Spacecraft missions of the European Space Agency (ESA) are required to meet specific probabilistic requirements regarding Space Debris mitigation and Planetary Protection of certain other celestial bodies to prevent contamination. Therefore, thousands of possible spacecraft trajectories are simulated on accelerators using CUDA. ESA recently developed cudajectory which computes one trajectory per accelerator thread. Within, the gravitational impact by all major objects of the solar system is calculated. The ephemeris model provides polynomials to calculate the highly accurate position of each body at the simulated point in time. This model is designed for CPU applications and provides opportunity for heavy performance optimization.
The trajectory samples may progress at different simulation step sizes and then require different ephemeris data overloading the on-chip accelerator memory. First, the spatial locality of the ephemeris data structure is optimized for warp instruction accesses by the CUBE data format to minimize data loads.

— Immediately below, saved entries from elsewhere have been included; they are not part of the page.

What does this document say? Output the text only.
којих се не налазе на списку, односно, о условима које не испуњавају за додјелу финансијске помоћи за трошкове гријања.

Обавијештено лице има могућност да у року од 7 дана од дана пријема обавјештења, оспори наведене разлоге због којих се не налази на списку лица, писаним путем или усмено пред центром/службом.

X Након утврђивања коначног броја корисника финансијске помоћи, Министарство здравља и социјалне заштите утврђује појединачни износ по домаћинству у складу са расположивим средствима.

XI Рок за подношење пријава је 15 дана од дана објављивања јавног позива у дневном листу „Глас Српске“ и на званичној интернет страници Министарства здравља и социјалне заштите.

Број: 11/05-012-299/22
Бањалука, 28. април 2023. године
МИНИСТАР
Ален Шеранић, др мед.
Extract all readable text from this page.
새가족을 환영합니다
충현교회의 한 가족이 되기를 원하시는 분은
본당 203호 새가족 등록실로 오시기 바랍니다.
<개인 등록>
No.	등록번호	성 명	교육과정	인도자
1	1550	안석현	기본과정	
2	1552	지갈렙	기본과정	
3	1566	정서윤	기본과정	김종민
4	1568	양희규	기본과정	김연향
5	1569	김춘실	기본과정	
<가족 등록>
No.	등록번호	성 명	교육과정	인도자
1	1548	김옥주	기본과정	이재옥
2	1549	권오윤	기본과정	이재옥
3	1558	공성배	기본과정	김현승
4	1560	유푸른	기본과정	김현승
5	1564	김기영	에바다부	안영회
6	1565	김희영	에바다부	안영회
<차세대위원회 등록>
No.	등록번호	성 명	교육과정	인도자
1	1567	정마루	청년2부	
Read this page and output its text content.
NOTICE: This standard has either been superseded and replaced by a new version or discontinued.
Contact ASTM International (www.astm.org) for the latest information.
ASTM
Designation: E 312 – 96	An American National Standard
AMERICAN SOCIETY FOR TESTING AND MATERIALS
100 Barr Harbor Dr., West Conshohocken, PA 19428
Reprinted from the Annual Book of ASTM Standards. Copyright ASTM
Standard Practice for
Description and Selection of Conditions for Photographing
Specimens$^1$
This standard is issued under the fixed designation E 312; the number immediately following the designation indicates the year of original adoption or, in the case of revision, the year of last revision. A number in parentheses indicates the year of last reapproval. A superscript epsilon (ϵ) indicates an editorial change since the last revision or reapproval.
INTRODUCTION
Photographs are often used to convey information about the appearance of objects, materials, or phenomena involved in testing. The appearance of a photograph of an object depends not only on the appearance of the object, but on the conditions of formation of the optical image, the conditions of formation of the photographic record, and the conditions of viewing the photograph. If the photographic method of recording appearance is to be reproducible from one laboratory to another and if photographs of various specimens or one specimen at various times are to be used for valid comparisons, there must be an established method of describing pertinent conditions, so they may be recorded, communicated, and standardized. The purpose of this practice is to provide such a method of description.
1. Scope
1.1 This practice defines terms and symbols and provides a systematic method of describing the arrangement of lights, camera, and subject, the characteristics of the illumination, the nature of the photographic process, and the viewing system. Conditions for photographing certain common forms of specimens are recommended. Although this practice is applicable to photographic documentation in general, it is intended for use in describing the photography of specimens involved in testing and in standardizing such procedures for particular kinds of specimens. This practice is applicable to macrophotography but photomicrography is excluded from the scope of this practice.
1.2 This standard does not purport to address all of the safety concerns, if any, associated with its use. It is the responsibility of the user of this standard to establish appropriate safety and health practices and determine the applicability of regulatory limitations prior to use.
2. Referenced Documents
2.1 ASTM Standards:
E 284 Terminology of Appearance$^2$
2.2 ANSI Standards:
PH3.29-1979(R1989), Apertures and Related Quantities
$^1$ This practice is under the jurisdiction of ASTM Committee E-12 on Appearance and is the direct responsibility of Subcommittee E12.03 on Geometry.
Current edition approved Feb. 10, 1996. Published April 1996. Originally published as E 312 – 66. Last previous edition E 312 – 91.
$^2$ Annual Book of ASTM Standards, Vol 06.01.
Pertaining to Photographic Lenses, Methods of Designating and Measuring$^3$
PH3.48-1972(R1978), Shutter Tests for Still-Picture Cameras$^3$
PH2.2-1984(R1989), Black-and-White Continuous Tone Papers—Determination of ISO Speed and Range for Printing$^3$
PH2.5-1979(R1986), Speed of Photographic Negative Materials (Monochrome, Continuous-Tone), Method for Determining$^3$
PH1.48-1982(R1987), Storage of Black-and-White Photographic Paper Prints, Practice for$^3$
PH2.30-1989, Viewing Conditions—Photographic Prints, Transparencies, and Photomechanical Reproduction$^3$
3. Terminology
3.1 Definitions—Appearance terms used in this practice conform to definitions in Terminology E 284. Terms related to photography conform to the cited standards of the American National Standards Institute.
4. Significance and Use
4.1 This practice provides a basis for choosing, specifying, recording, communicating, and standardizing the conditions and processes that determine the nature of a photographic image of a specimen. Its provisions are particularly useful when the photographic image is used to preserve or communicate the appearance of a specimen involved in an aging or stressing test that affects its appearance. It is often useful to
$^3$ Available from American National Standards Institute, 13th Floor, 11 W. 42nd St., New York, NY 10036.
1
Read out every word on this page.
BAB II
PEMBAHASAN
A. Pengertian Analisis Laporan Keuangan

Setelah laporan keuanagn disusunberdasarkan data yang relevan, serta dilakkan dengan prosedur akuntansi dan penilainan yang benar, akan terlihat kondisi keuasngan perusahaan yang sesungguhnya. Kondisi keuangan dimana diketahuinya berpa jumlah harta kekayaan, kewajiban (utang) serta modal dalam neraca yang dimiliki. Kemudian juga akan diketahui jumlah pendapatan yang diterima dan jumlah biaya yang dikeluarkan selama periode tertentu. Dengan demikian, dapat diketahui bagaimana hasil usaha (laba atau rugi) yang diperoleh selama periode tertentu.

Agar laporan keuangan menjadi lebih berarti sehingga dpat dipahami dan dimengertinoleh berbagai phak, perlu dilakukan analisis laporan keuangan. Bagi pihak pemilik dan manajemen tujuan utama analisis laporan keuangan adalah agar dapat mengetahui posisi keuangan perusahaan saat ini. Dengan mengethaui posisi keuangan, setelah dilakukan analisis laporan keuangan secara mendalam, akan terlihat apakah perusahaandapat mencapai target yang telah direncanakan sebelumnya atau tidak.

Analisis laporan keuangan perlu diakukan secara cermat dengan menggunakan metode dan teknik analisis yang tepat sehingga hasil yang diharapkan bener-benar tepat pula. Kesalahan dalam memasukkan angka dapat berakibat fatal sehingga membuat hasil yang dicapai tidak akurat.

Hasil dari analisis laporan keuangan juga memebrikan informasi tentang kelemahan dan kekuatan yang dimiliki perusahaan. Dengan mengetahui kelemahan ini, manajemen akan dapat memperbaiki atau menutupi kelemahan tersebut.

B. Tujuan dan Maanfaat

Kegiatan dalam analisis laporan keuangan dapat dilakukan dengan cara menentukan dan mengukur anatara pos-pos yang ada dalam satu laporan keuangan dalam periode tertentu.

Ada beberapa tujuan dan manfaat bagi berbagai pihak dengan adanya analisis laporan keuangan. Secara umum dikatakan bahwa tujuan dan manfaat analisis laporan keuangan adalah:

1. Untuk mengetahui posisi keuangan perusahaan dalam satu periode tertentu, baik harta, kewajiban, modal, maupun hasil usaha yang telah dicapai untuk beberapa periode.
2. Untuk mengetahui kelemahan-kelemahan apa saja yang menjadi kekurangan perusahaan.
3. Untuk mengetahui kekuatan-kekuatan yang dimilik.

Second, alternative polynomials are applied to cover longer simulation time periods with the same data and certain other astrodynamical optimizations are performed to reduce the overall computations using the ephemeris model. An alternative CUDA kernel execution scheme is also proposed to restrict the number of data loads per warp.
Our experiments showed that by just using the CUBE data format, we could obtain higher speedups of at least 1.3× on all available Nvidia Tesla cards. The exclusion of specific celestial bodies from the model and use of cubic splines as an alternative polynomials give the expected reduction of both the algorithmic complexity and data accesses, while losing negligible accuracy. We achieve significant speedup on a real-world scenario between 1.31× - 2.11×, depending on the desired accuracy level. The alternative execution scheme achieves a similar speedup for one real-world scenario but behaves worse for different cases.
The new data structure format is very beneficial for GPU applications and still gives room for small improvements. While the use of cubic splines further improves caching, it also increases the need for register spilling and thus results in only a small runtime improvement on top of the CUBE format. However, in combination with body exclusion, the model changes can boost each other. Thus, cubic splines are a valuable ephemeris model setting. The alternative execution scheme reduces the memory overload on the one hand but increases the idle time on the accelerator. It is a much more static execution approach and overall not beneficial.